Antara Pengangguran dan Rekening “Nganggur”

Dr. H. Tirtayasa, S.Ag., M.A.
Kader Seribu Ulama Doktor
MUI dan Baznas RI Pusat Angkatan 2021

Dalam percakapan ekonomi digital yang makin ramai, istilah rekening “nganggur” atau dormant account mendadak menjadi topik publik yang hangat. Rekening jenis ini merujuk pada akun bank yang tidak mengalami aktivitas transaksi selama jangka waktu tertentu. Dalam beberapa pekan terakhir, kebijakan pembekuan rekening tidak aktif dalam waktu tiga bulan memunculkan perdebatan luas di ruang publik. Isu ini mencuat setelah sejumlah nasabah melaporkan bahwa akses ke rekening mereka diblokir secara sepihak, tanpa pemberitahuan yang memadai.
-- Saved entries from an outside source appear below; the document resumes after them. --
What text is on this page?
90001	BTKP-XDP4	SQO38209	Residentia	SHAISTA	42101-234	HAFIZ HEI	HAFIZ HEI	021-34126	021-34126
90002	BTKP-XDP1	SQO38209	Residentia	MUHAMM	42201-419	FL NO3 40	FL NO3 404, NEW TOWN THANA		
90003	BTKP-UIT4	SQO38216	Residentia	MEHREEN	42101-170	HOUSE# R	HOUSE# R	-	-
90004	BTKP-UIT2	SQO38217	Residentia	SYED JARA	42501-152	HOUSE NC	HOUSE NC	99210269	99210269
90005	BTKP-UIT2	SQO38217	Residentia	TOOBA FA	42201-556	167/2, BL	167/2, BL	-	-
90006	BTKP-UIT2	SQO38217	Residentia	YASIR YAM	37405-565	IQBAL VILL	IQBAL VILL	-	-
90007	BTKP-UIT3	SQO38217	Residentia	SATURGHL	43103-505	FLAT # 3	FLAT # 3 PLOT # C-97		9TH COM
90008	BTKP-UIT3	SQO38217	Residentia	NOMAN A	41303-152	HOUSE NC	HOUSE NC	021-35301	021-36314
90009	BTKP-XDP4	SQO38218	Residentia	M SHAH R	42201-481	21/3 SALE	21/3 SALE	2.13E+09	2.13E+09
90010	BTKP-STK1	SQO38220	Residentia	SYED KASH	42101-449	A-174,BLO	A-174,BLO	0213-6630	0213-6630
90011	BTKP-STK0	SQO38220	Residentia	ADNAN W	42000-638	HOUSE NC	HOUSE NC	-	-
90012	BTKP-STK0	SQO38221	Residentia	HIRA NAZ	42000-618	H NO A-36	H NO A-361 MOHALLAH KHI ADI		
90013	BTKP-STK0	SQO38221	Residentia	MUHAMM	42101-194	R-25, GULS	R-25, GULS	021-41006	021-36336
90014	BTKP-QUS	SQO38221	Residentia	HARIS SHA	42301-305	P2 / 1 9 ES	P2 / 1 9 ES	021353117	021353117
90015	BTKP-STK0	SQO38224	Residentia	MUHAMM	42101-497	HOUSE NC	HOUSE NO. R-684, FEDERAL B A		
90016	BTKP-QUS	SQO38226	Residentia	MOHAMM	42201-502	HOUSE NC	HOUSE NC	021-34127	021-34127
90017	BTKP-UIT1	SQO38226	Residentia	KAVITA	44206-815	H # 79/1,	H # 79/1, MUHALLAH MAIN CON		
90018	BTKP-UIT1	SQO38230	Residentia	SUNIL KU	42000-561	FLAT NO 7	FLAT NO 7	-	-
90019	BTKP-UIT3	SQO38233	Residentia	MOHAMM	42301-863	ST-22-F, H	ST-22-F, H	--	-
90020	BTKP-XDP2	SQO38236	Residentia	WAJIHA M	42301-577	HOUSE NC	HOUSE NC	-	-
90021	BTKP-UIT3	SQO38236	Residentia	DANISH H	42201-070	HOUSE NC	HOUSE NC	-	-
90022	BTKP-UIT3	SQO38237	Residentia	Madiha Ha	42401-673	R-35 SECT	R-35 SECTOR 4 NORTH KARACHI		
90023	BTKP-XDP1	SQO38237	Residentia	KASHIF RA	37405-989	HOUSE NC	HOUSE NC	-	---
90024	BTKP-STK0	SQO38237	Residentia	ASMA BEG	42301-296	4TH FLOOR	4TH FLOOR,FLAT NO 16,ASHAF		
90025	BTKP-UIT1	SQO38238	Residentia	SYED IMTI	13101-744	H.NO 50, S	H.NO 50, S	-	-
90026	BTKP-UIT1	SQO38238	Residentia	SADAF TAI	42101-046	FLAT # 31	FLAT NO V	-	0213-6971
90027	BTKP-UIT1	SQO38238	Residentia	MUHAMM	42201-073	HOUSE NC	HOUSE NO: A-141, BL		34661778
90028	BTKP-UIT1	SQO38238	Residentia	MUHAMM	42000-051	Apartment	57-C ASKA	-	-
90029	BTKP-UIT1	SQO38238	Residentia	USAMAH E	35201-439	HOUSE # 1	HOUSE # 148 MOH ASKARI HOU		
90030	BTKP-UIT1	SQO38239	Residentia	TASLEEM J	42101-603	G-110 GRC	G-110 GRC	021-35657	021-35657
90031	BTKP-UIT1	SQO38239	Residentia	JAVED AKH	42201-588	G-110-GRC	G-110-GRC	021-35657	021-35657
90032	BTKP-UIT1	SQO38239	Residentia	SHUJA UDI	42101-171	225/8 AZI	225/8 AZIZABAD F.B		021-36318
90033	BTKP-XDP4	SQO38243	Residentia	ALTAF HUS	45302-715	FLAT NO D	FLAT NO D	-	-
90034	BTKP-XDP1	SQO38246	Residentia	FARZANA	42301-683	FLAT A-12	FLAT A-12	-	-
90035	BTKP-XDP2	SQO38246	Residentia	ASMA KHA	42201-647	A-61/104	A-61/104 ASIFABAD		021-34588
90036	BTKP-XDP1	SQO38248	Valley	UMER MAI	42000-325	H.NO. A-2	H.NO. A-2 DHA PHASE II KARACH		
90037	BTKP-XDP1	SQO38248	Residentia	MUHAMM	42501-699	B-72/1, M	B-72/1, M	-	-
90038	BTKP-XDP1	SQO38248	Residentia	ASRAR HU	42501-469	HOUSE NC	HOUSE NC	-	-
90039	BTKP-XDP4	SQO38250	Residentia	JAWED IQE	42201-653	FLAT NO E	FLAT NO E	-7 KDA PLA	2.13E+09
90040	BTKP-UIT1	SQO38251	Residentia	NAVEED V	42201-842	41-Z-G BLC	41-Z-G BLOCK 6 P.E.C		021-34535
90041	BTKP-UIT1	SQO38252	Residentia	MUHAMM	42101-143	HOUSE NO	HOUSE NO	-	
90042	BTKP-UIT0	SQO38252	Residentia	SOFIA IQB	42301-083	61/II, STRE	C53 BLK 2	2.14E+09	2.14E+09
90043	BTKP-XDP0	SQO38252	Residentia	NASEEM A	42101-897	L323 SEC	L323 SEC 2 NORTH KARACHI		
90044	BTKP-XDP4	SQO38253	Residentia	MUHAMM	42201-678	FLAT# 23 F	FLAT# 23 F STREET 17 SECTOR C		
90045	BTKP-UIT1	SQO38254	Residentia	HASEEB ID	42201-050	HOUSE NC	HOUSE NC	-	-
Kebijakan pembekuan ini sejatinya bertujuan menjaga sistem keuangan dari risiko pencucian uang, penyalahgunaan rekening oleh pihak ketiga, serta aktivitas ekonomi ilegal seperti judi daring. Namun, bagi sebagian masyarakat yang menyimpan dana untuk keperluan jangka panjang, tindakan pembekuan ini dianggap berlebihan dan menimbulkan ketidaknyamanan. Banyak di antara mereka yang hanya menggunakan rekening untuk menyimpan dana darurat atau kebutuhan pensiun yang tidak memerlukan aktivitas harian (Ramadhany, 2025).

Antara Ketertiban Finansial dan Kebebasan Nasabah

Secara normatif, rekening dormant bukan hal baru dalam sistem perbankan. Bank memiliki ketentuan internal masing-masing dalam mendefinisikan batas waktu ketidakaktifan. Ada yang menetapkan enam bulan, ada pula yang menetapkan satu tahun. Namun, penerapan masa tiga bulan yang relatif singkat ini menimbulkan pertanyaan tentang urgensi dan kepatutan kebijakan tersebut (Bank Neo Commerce, 2023).

Pembekuan rekening dianggap oleh sebagian pihak sebagai bentuk kontrol yang terlalu jauh ke dalam privasi keuangan warga. Padahal, tidak semua rekening yang pasif berarti mencurigakan. Ada nasabah yang memang menyimpan uangnya sebagai tabungan murni, tanpa berniat menggunakannya dalam waktu dekat. Dalam konteks ini, definisi “nganggur” menjadi multitafsir dan berisiko merugikan nasabah sah.

Di sisi lain, pihak pendukung kebijakan menegaskan bahwa langkah ini bagian dari pembersihan rekening-rekening tidak aktif yang berpotensi digunakan untuk kejahatan keuangan. Dalam sejumlah kasus, rekening dormant memang kerap menjadi pintu masuk pencucian uang karena pengawasan terhadapnya lebih longgar dibandingkan rekening aktif (Yogonet, 2025).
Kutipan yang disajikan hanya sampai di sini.